|Title||A general framework for dynamic cortical function: the function-through-biased-oscillations (FBO) hypothesis.|
|Publication Type||Journal Article|
|Year of Publication||2015|
|Journal||Front. Hum. Neurosci.|
|Keywords||communication-through-coherence, gating-by-inhibition, information routing, oscillations, oscillatory modulation|
A central goal of neuroscience is to determine how the brain’s relatively static anatomy can support dynamic cortical function, i.e., cortical function that varies according to task demands.

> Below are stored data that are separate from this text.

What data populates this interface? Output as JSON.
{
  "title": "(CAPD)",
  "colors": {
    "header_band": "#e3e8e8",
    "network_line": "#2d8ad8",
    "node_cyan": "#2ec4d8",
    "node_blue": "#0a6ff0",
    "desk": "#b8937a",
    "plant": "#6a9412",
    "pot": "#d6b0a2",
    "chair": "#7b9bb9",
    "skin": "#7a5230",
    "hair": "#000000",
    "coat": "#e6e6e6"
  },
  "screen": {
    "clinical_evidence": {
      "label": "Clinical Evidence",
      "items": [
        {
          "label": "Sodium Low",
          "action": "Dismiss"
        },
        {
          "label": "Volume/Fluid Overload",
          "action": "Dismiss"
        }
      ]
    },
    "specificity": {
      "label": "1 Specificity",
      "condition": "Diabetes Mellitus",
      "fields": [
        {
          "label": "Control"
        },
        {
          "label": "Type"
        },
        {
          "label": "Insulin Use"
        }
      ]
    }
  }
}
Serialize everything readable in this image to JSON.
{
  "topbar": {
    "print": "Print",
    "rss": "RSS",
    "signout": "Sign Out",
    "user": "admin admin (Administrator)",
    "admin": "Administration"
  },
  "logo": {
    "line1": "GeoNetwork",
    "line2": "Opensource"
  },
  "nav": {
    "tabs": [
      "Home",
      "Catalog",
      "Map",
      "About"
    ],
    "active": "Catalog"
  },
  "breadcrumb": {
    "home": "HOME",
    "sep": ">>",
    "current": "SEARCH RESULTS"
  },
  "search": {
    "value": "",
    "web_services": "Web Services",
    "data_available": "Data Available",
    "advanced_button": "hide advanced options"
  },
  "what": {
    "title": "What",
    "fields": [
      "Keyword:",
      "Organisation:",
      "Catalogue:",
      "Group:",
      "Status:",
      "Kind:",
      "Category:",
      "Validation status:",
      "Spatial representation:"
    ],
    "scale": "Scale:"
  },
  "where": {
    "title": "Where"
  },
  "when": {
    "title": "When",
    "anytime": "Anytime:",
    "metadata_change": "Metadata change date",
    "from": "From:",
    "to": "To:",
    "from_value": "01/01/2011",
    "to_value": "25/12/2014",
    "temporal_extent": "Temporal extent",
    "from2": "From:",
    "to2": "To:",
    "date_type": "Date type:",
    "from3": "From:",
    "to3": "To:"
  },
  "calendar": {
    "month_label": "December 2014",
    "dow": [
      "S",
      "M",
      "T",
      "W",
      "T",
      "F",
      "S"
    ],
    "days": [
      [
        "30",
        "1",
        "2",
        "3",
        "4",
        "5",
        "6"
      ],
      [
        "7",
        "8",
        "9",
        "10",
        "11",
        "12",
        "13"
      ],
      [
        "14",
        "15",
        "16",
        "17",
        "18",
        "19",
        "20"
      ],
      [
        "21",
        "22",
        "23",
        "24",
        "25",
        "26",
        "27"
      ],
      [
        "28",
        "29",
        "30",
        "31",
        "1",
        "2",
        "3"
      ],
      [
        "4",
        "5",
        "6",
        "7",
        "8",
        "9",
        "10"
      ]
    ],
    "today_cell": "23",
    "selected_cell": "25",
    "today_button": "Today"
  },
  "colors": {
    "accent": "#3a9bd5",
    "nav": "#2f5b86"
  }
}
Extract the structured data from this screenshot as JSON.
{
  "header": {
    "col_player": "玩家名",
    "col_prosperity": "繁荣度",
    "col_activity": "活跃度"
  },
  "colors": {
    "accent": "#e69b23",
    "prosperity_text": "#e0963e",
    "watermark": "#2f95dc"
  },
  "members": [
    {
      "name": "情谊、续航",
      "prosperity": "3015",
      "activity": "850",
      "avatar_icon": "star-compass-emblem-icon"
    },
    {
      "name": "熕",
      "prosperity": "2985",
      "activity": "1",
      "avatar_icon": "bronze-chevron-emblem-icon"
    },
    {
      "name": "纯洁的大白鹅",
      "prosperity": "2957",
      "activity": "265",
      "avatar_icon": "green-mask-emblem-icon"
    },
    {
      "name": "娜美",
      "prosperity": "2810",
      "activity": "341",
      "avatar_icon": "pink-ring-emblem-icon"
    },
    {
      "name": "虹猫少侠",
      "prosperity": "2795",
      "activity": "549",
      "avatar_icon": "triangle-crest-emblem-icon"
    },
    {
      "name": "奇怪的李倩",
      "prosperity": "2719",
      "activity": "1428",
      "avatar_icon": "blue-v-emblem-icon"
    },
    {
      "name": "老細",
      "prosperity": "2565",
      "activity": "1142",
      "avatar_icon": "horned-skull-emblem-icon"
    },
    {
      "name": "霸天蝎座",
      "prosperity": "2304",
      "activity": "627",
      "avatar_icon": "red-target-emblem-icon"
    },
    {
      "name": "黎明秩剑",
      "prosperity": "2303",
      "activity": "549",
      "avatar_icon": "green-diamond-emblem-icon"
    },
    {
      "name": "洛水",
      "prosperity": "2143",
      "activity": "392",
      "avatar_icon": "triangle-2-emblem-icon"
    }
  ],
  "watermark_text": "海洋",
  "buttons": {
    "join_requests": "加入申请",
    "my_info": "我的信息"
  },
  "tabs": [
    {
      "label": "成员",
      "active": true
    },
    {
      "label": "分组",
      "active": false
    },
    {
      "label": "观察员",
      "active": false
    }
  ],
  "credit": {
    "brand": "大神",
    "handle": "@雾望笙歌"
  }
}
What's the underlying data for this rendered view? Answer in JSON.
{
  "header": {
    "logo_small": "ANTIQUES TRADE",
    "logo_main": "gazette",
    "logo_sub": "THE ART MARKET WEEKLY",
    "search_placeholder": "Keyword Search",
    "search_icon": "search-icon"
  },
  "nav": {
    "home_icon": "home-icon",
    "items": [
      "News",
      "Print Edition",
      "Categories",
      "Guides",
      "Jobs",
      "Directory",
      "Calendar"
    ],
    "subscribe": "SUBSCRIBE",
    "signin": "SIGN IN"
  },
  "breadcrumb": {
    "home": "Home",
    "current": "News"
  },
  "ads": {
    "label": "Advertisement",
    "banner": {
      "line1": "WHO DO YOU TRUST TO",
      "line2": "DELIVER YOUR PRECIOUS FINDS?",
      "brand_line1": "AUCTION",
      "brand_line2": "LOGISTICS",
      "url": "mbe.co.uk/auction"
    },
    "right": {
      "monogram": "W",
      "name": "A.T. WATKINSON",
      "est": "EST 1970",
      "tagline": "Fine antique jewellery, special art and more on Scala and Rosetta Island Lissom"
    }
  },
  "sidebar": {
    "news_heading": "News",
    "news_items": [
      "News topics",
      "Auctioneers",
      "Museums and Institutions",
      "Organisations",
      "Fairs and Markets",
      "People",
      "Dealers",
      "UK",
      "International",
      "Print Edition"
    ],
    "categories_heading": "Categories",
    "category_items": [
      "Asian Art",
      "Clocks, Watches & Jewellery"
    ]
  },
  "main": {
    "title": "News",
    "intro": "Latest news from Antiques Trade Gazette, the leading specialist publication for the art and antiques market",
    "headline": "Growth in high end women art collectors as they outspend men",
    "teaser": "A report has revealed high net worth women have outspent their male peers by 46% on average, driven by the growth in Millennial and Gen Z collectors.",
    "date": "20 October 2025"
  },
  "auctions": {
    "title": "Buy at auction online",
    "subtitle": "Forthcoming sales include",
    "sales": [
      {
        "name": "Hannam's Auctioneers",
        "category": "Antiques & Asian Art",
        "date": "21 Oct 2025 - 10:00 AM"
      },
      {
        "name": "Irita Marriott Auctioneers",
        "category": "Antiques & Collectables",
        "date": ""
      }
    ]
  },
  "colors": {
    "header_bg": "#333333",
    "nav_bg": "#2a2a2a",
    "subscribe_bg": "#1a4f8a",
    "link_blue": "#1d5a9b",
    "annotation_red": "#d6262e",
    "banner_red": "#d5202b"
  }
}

In pursuit of this goal, scientists have produced a large number of experimental results and established influential conceptual frameworks, in particular communication-through-coherence (CTC) and gating-by-inhibition (GBI), but these data and frameworks have not provided a parsimonious view of the principles that underlie cortical function. Here I synthesize these existing experimental results and the CTC and GBI frameworks, and propose the function-through-biased-oscillations (FBO) hypothesis as a model to understand dynamic cortical function. The FBO hypothesis suggests that oscillatory voltage amplitude is the principal measurement that directly reflects cortical excitability, that asymmetries in voltage amplitude explain a range of brain signal phenomena, and that predictive variations in such asymmetric oscillations provide a simple and general model for information routing that can help to explain dynamic cortical function.